2. Grill or pan-sear shrimp with a touch of olive oil, salt, and pepper.
3. Pour gazpacho into a bowl or cup and top with grilled shrimp.
4. Garnish with basil/parsley and serve.
Tips for Keeping Summer Lunches Under 400 Calories
- Choose lean proteins (chicken breast, shrimp, turkey, Greek yogurt) and plant proteins (chickpeas, lentils, edamame) to stay full longer without excess calories.
- Use healthy fats (avocado, olive oil, nuts) sparingly — they’re nutrient-dense and satisfying but calorie-dense.

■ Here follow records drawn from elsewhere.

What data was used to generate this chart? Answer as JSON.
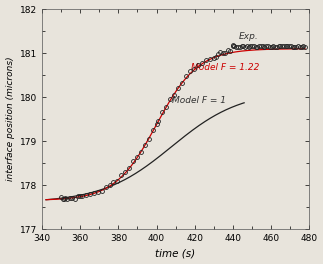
{
  "title": "",
  "xlabel": "time (s)",
  "ylabel": "interface position (microns)",
  "xlim": [
    340,
    480
  ],
  "ylim": [
    177,
    182
  ],
  "xticks": [
    340,
    360,
    380,
    400,
    420,
    440,
    460,
    480
  ],
  "yticks": [
    177,
    178,
    179,
    180,
    181,
    182
  ],
  "exp_label": "Exp.",
  "model122_label": "Model F = 1.22",
  "model1_label": "Model F = 1",
  "model122_color": "#cc0000",
  "model1_color": "#222222",
  "exp_color": "#222222",
  "background_color": "#e8e4dc"
}
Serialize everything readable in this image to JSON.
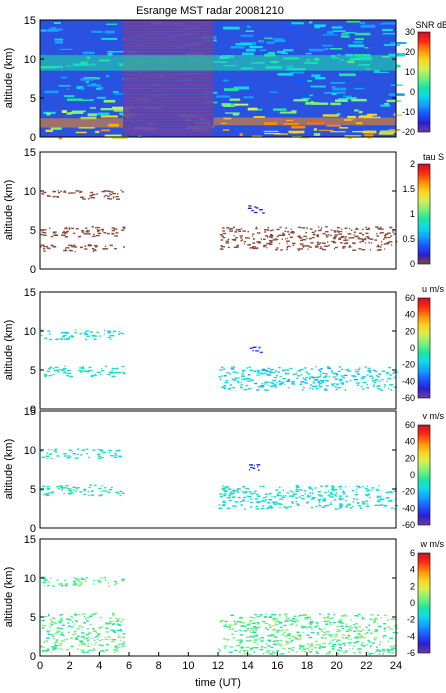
{
  "title": "Esrange MST radar 20081210",
  "colors": {
    "colormap": [
      "#6b3fa0",
      "#2a1fd0",
      "#1b55ff",
      "#14a0ff",
      "#10d8e8",
      "#1ee6a0",
      "#7ff07a",
      "#d6f050",
      "#ffd21e",
      "#ff8a0a",
      "#ff2a10",
      "#c8102a"
    ],
    "echo_brown": "#8a4a3a",
    "frame": "#000000"
  },
  "chart_data": [
    {
      "type": "heatmap",
      "title": "Esrange MST radar 20081210",
      "ylabel": "altitude (km)",
      "xlim": [
        0,
        24
      ],
      "ylim": [
        0,
        15
      ],
      "yticks": [
        "0",
        "5",
        "10",
        "15"
      ],
      "colorbar": {
        "label": "SNR dB",
        "ticks": [
          "30",
          "20",
          "10",
          "0",
          "-10",
          "-20"
        ],
        "range": [
          -20,
          30
        ]
      },
      "layers": [
        {
          "x": [
            0,
            5.6
          ],
          "y": [
            1.2,
            2.4
          ],
          "value": 20
        },
        {
          "x": [
            5.6,
            11.7
          ],
          "y": [
            0.3,
            15
          ],
          "value": -17
        },
        {
          "x": [
            11.7,
            24
          ],
          "y": [
            1.5,
            2.5
          ],
          "value": 18
        },
        {
          "x": [
            0,
            24
          ],
          "y": [
            8.5,
            10.5
          ],
          "value": 2
        }
      ]
    },
    {
      "type": "heatmap",
      "ylabel": "altitude (km)",
      "xlim": [
        0,
        24
      ],
      "ylim": [
        0,
        15
      ],
      "yticks": [
        "0",
        "5",
        "10",
        "15"
      ],
      "colorbar": {
        "label": "tau S",
        "ticks": [
          "2",
          "1.5",
          "1",
          "0.5",
          "0"
        ],
        "range": [
          0,
          2
        ]
      },
      "layers": [
        {
          "x": [
            0,
            5.6
          ],
          "y": [
            9,
            10.2
          ],
          "value": 2
        },
        {
          "x": [
            0,
            5.6
          ],
          "y": [
            4.2,
            5.6
          ],
          "value": 2
        },
        {
          "x": [
            0,
            5.6
          ],
          "y": [
            2.3,
            3.2
          ],
          "value": 2
        },
        {
          "x": [
            12,
            24
          ],
          "y": [
            2.5,
            5.5
          ],
          "value": 2
        },
        {
          "x": [
            14,
            15
          ],
          "y": [
            7.2,
            8.2
          ],
          "value": 0.3
        }
      ]
    },
    {
      "type": "heatmap",
      "ylabel": "altitude (km)",
      "xlim": [
        0,
        24
      ],
      "ylim": [
        0,
        15
      ],
      "yticks": [
        "0",
        "5",
        "10",
        "15"
      ],
      "colorbar": {
        "label": "u m/s",
        "ticks": [
          "60",
          "40",
          "20",
          "0",
          "-20",
          "-40",
          "-60"
        ],
        "range": [
          -60,
          60
        ]
      },
      "layers": [
        {
          "x": [
            0,
            5.6
          ],
          "y": [
            9,
            10.2
          ],
          "value": -12
        },
        {
          "x": [
            0,
            5.6
          ],
          "y": [
            4.2,
            5.6
          ],
          "value": -10
        },
        {
          "x": [
            12,
            24
          ],
          "y": [
            2.5,
            5.5
          ],
          "value": -15
        },
        {
          "x": [
            14,
            15
          ],
          "y": [
            7.2,
            8.2
          ],
          "value": -40
        }
      ]
    },
    {
      "type": "heatmap",
      "ylabel": "altitude (km)",
      "xlim": [
        0,
        24
      ],
      "ylim": [
        0,
        15
      ],
      "yticks": [
        "0",
        "5",
        "10",
        "15"
      ],
      "colorbar": {
        "label": "v m/s",
        "ticks": [
          "60",
          "40",
          "20",
          "0",
          "-20",
          "-40",
          "-60"
        ],
        "range": [
          -60,
          60
        ]
      },
      "layers": [
        {
          "x": [
            0,
            5.6
          ],
          "y": [
            9,
            10.2
          ],
          "value": -10
        },
        {
          "x": [
            0,
            5.6
          ],
          "y": [
            4.2,
            5.6
          ],
          "value": -8
        },
        {
          "x": [
            12,
            24
          ],
          "y": [
            2.5,
            5.5
          ],
          "value": -12
        },
        {
          "x": [
            14,
            15
          ],
          "y": [
            7.2,
            8.2
          ],
          "value": -45
        }
      ]
    },
    {
      "type": "heatmap",
      "ylabel": "altitude (km)",
      "xlabel": "time (UT)",
      "xlim": [
        0,
        24
      ],
      "ylim": [
        0,
        15
      ],
      "xticks": [
        "0",
        "2",
        "4",
        "6",
        "8",
        "10",
        "12",
        "14",
        "16",
        "18",
        "20",
        "22",
        "24"
      ],
      "yticks": [
        "0",
        "5",
        "10",
        "15"
      ],
      "colorbar": {
        "label": "w m/s",
        "ticks": [
          "6",
          "4",
          "2",
          "0",
          "-2",
          "-4",
          "-6"
        ],
        "range": [
          -6,
          6
        ]
      },
      "layers": [
        {
          "x": [
            0,
            5.6
          ],
          "y": [
            0.5,
            5.6
          ],
          "value": 0
        },
        {
          "x": [
            0,
            5.6
          ],
          "y": [
            9,
            10.2
          ],
          "value": 0
        },
        {
          "x": [
            12,
            24
          ],
          "y": [
            0.3,
            5.5
          ],
          "value": 0
        }
      ]
    }
  ]
}
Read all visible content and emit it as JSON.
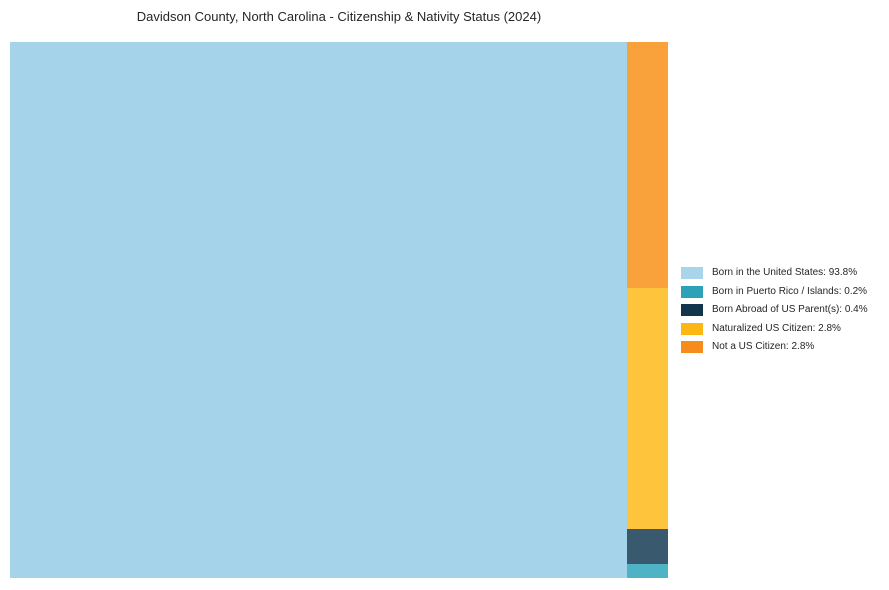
{
  "title": "Davidson County, North Carolina - Citizenship & Nativity Status (2024)",
  "colors": {
    "background": "#ffffff",
    "text": "#262626"
  },
  "chart_data": {
    "type": "treemap",
    "title": "Davidson County, North Carolina - Citizenship & Nativity Status (2024)",
    "legend_position": "center right",
    "layout": "single large slice fills left side; remaining slices stacked in a narrow right column, top to bottom",
    "slices": [
      {
        "label": "Born in the United States",
        "value_pct": 93.8,
        "color": "#A5D3EA",
        "position": "main-left"
      },
      {
        "label": "Not a US Citizen",
        "value_pct": 2.8,
        "color": "#F9A23C",
        "position": "right-column-1-top"
      },
      {
        "label": "Naturalized US Citizen",
        "value_pct": 2.8,
        "color": "#FEC53C",
        "position": "right-column-2"
      },
      {
        "label": "Born Abroad of US Parent(s)",
        "value_pct": 0.4,
        "color": "#38596E",
        "position": "right-column-3"
      },
      {
        "label": "Born in Puerto Rico / Islands",
        "value_pct": 0.2,
        "color": "#4FB3C6",
        "position": "right-column-4-bottom"
      }
    ]
  },
  "legend": {
    "items": [
      {
        "label": "Born in the United States: 93.8%",
        "swatch_color": "#A9D5EA"
      },
      {
        "label": "Born in Puerto Rico / Islands: 0.2%",
        "swatch_color": "#2CA1B8"
      },
      {
        "label": "Born Abroad of US Parent(s): 0.4%",
        "swatch_color": "#10354C"
      },
      {
        "label": "Naturalized US Citizen: 2.8%",
        "swatch_color": "#FDB714"
      },
      {
        "label": "Not a US Citizen: 2.8%",
        "swatch_color": "#F78C1E"
      }
    ]
  }
}
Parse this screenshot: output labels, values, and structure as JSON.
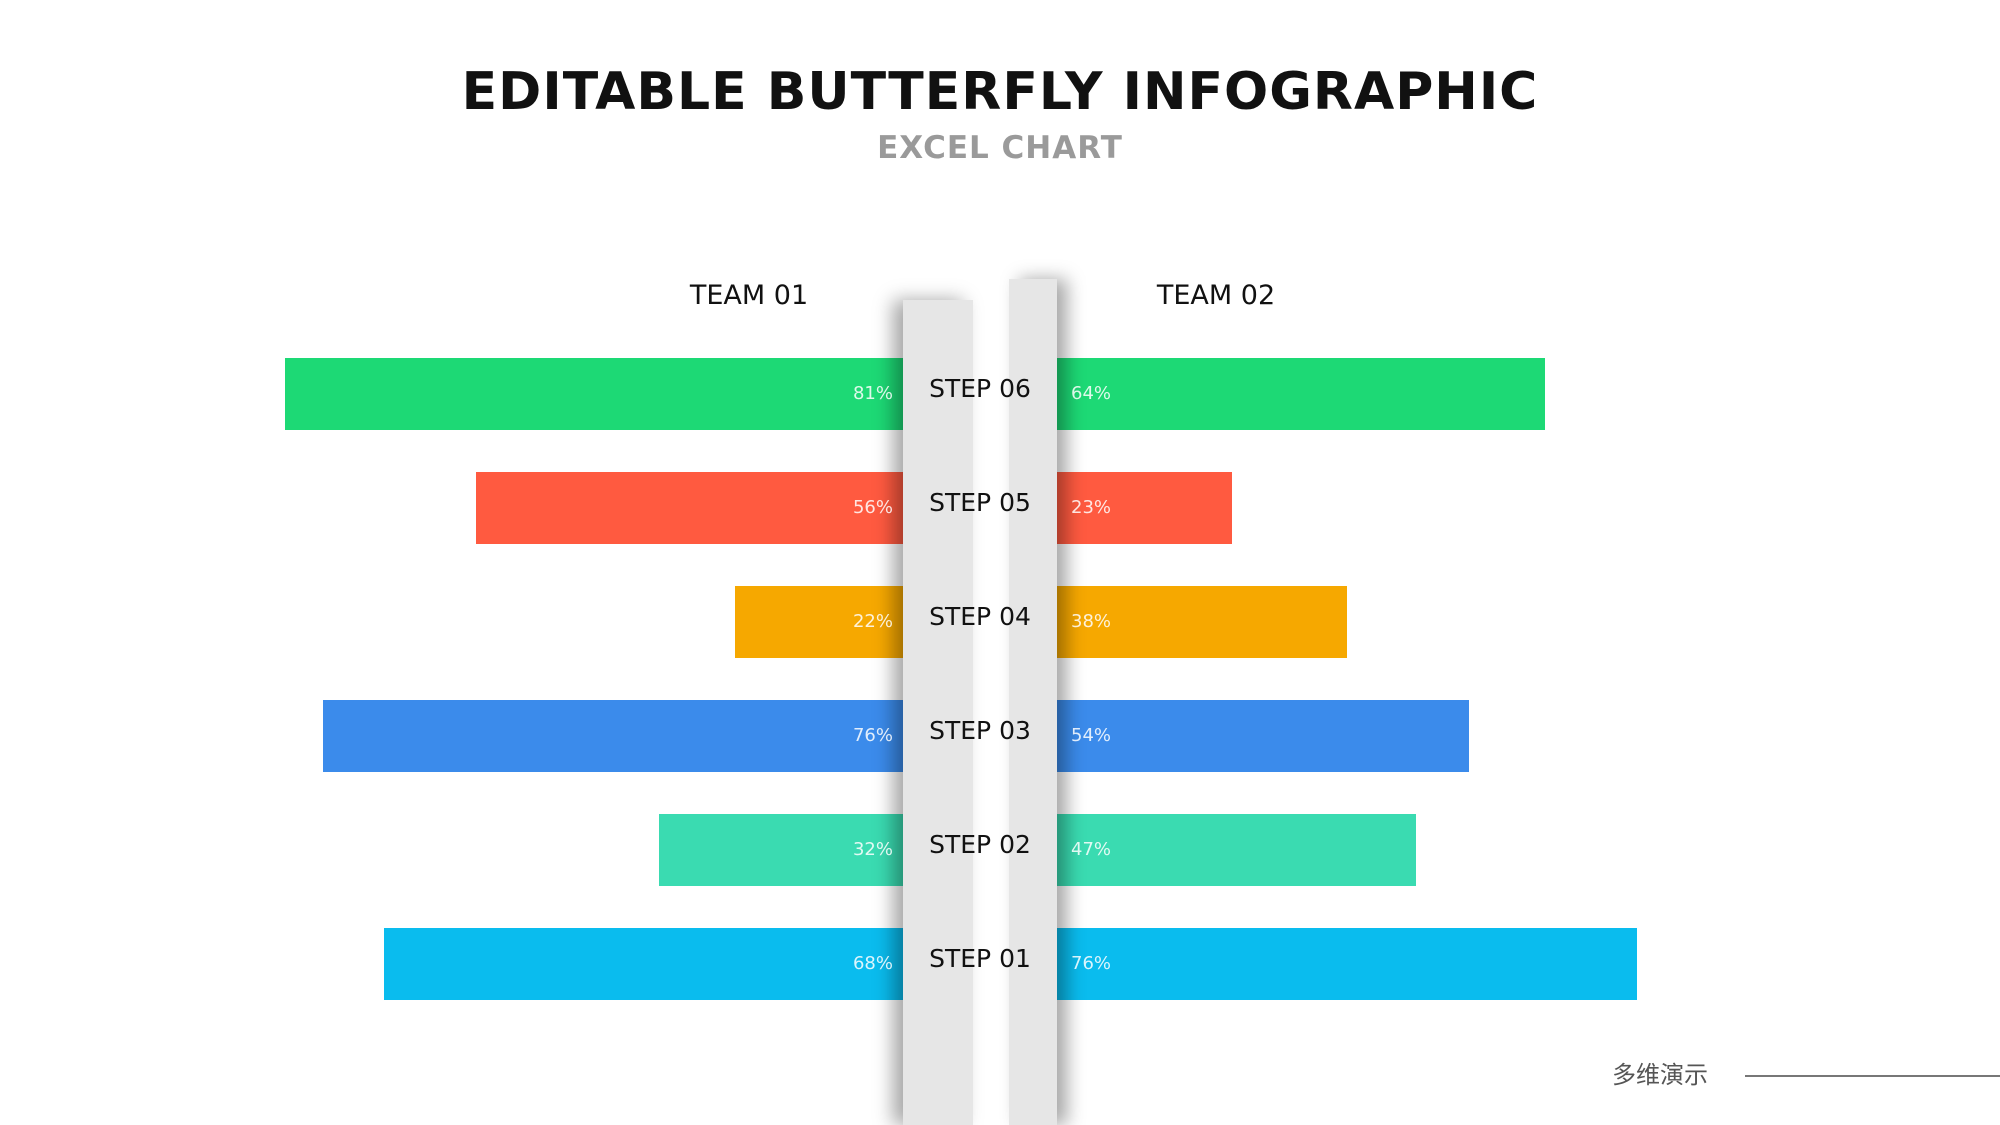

- Bulk up meals with low-calorie volume: leafy greens, cucumbers, zucchini noodles, tomatoes, and other fresh veggies.
- Control portions of grains and starchy carbs: a 1/2 cup cooked grain is often enough for a satisfying base without pushing calories too high.
- Prep components in advance: cook grains, roast veggies, and portion dressings to assemble quickly during the week.
Conclusion
Eating well in summer doesn’t have to mean complicated cooking or sacrificing flavor. These 20 fresh lunch ideas are simple, colorful, and built around seasonal ingredients that help keep meals light and satisfying — all under 400 calories. Mix and match components, prep ahead, and use the tips above to personalize recipes to your tastes and calorie goals. With a few easy ingredients and minimal time, you’ll have wholesome lunches that fuel your afternoon and make the most of summer produce. Happy cooking!